Diaconale ha precisato che il ricorso al sistema delle deleghe, di cui tra l'altro lo stesso Comune dell'Aquila aveva fatto uso in passato, è legale e perfettamente legittimo dal punto di vista normativo.

"Un altro problema sollevato da Cialente" ha rintuzzato poi Diaconale "è lo scarso peso che il Comune dell'Aquila, il più grande e importante tra quelli inclusi nel Parco, avrebbe sia all'interno della Comunità che dentro il Consiglio direttivo. Per quanto riguarda il primo aspetto, all'interno della Comunità vige un sistema di voto non ponderato, tale per cui il voto di un Comune come L'Aquila vale tanto quanto quello di un Comune di 200 abitanti. In merito al secondo aspetto" ha aggiunto Diaconale "la legge non prevede che il Comune dell'Aquila faccia parte del Consiglio direttivo. Noi tuttavia tempo fa proponemmo che un suo rappresentante fosse sempre presente a tutte le riunioni del Consiglio, sebbene come semplice uditore e senza potere di voto".

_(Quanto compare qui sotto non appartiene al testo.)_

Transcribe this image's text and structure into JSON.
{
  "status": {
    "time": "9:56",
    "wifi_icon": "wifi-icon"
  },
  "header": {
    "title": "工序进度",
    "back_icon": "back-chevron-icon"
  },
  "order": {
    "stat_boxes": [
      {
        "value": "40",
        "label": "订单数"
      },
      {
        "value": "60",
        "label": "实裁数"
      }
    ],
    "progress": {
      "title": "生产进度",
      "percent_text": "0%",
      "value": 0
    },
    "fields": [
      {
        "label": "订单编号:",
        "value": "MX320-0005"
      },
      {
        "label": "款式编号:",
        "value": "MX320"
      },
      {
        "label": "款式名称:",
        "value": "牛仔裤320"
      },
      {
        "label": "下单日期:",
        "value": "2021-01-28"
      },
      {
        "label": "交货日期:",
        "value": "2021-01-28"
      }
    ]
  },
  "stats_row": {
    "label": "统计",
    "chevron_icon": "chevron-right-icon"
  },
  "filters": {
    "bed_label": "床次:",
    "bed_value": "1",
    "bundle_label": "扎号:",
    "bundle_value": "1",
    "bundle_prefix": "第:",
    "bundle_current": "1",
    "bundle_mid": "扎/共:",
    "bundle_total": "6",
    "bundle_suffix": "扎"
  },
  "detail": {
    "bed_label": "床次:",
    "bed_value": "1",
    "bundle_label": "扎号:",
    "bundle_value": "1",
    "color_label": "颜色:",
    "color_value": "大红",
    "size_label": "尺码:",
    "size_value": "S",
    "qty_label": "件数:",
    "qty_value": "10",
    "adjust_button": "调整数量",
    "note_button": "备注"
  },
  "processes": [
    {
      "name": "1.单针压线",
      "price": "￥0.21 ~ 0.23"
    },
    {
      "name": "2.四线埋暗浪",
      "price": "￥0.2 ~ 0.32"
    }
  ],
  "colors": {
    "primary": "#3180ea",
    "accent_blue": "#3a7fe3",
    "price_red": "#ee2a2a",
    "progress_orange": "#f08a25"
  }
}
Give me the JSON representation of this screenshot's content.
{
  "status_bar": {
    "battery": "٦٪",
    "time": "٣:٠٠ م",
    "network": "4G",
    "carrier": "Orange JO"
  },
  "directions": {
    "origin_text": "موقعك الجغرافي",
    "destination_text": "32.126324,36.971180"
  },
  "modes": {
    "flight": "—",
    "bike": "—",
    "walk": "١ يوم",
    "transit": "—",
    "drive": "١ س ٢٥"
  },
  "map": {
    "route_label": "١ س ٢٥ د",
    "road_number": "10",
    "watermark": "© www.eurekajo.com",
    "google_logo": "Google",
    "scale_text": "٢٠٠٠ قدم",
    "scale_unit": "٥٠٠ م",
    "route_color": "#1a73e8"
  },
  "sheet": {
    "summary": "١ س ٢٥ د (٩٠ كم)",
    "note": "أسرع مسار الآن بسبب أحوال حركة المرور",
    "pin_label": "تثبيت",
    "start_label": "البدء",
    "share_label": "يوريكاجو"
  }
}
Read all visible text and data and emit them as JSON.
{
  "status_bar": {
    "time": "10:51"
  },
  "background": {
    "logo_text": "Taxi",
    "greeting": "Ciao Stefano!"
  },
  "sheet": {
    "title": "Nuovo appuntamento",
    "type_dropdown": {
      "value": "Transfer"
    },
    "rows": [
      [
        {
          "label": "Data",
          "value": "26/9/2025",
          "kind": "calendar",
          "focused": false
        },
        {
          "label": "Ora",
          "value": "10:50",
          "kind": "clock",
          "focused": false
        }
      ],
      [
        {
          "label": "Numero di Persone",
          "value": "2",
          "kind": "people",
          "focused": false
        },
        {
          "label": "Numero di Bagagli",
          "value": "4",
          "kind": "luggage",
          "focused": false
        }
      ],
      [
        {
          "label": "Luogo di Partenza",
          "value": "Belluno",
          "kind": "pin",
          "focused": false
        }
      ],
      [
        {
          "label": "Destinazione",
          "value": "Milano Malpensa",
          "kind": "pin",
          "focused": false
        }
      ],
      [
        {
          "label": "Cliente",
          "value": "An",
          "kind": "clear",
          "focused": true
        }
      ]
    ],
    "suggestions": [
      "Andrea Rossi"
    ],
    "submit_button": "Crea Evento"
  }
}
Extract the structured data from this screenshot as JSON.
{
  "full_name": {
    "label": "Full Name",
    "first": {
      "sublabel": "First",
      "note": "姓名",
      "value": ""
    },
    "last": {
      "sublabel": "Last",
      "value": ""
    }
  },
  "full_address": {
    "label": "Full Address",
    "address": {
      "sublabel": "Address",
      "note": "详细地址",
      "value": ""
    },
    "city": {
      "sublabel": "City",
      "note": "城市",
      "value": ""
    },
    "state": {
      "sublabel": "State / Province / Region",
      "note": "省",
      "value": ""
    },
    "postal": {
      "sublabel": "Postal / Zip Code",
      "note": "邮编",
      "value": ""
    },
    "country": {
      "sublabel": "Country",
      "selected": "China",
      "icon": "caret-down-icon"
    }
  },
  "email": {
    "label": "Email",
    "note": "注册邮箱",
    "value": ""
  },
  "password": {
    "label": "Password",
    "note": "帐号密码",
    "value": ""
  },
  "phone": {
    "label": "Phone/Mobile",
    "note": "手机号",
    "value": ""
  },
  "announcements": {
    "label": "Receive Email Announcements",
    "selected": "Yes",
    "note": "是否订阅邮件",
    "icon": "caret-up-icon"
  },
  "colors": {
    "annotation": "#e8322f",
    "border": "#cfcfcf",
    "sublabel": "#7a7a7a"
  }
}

"Quello che è successo alla riunione contestata da Cialente e da De Santis" ha proseguito Diaconale "e il risultato che ne è scaturito è dovuto sia all'impreparazione dei rappresentanti del Comune dell'Aquila sia agli equlibri politici che si sono creati all'interno della Comunità".

Ma un altro e forse l'autentico terreno di scontro tra il Parco e il Comune, ancor più importante della querelle sulle nomine, è il Piano territoriale ("Manca da 14 anni" ha accusato Cialente) e, soprattutto, il progetto per la nuova seggiovia delle Fontari.

"Non è, come si dice, che l’Ente non ha il Piano" - ha dichiarato Diaconale - "Lo ha addirittura dal 1999, ma sono i tempi lunghi della burocrazia che ne hanno rallentato l’iter. Un iter che oggi, fatte le contro-deduzioni alle oltre 250 osservazioni pervenute, sta finalmente per concludersi, almeno per quanto riguarda le competenze del Parco, perché sarà portato all’approvazione del prossimo Consiglio Direttivo".

Sulle nuove Fontari, invece, non è un mistero per nessuno che il Comune e il Parco siano, in questo momento, su posizioni piuttosto lontane, con il primo che vorrebbe accelerare i tempi e il secondo che invece ha sposato una posizione se non coincidente con quella contraria del fronte ambientalsta sicuramente più cauta di quella dell'amministrazione.

"E’un problema" - ha risposto Diaconale - "che non si può risolvere con le forzature va ma che va affrontato sì nel rispetto delle legittime esigenze di sviluppo dei territori ma anche nel rispetto delle norme, proprio come avvenne per la seggiovia di PRati di Tivo. Ci sono leggi e regolamenti precisi. Se vengono infranti, c'è il rischio di incorrere in procedure d’infrazione".